Neither a filmpoem nor a bio pic in the conventional sense, this six-minute film by Lisa Castagner, an artist from Northern Ireland, invokes the life and spirit of a fierce, 18th-century Icelandic poet I’d not previously heard about. Google Translate isn’t much help in deciphering the Icelandic Wikipedia page, except to impart the information that her given name was Björg Einarsdóttir, and “Látra-Björg” means something like “Trees, Boulders.” Fortunately, Castager’s description at Vimeo is a bit more helpful:
The title originates from a Viking proverb ‘Bundinn er bátlaus maðu’, meaning ‘Bound is a boatless man’. Likewise, a woman without a boat is a prisoner.
Látra-Björg was an 18th Century outcast fisherwoman who wrote poems believed to cast spells on those who crossed her. Fisherwomen were required to wear their skirts regardless of practicality, so they often defied the law and removed them at sea.
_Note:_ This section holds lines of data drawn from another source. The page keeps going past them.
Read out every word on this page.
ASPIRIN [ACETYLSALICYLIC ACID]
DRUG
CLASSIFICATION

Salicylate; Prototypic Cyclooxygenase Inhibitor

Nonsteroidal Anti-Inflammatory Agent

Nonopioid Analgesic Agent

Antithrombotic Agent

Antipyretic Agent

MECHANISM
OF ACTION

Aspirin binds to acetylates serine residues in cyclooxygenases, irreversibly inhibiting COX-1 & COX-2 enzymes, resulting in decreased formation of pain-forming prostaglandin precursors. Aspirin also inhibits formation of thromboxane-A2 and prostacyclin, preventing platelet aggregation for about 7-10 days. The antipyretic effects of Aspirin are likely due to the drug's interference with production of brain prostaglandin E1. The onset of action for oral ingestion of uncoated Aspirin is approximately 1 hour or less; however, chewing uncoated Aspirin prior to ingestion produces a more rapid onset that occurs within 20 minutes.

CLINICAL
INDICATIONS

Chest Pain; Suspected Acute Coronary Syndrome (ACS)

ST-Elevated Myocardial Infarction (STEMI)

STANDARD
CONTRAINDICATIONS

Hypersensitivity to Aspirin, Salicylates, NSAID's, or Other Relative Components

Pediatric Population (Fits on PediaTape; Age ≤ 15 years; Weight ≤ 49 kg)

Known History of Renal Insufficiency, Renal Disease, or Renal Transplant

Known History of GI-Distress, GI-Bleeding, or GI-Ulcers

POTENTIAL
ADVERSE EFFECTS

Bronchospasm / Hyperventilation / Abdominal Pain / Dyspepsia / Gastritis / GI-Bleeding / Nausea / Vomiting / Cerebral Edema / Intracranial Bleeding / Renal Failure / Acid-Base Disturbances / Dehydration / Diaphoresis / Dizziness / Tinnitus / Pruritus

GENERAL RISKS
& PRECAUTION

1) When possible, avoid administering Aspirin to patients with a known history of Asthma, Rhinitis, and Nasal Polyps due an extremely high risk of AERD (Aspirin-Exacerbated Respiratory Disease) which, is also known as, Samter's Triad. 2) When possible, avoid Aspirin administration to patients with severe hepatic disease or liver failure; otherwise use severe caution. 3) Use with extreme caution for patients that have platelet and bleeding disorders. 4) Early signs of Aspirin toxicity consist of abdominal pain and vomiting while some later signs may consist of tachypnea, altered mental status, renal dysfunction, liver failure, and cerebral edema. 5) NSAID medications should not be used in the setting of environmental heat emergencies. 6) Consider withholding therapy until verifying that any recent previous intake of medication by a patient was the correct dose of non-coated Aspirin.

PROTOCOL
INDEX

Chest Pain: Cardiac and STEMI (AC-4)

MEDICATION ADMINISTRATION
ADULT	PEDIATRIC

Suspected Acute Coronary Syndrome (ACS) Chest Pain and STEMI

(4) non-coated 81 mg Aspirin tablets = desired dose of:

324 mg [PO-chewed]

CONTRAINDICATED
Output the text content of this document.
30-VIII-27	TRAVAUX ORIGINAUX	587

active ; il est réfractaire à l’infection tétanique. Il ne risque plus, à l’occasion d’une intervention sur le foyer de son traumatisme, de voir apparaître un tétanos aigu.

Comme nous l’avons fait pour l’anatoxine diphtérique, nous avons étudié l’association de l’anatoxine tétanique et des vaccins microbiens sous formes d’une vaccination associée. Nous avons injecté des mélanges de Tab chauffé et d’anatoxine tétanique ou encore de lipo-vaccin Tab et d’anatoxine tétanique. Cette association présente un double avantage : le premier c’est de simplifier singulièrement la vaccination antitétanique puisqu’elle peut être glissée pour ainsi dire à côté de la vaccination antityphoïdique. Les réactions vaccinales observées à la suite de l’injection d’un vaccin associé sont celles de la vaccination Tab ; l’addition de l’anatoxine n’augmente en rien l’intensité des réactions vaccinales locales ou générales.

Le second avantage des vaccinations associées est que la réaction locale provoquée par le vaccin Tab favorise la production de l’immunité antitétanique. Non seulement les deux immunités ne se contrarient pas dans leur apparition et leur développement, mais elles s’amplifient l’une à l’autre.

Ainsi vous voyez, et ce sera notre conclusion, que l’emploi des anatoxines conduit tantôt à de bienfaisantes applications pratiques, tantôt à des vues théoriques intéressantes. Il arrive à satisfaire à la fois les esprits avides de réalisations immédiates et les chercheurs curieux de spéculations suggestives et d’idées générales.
Látra-Björg lived and died a beggar in an isolated northern fjord of Iceland during the ‘Mist Famine’ which forced many to emigrate to Canada.
I made the piece as an imaginative interpretation of Látra-Björg’s poetry and story while I stayed in that part of Iceland; her most well-known poem is ‘Fagurt er i Fjörðum’ (‘Tis fair in the fjords), a verse describing the beauty of the fjords when the weather is fair, until the extreme hardships of the winter, ‘when man and beast must die’.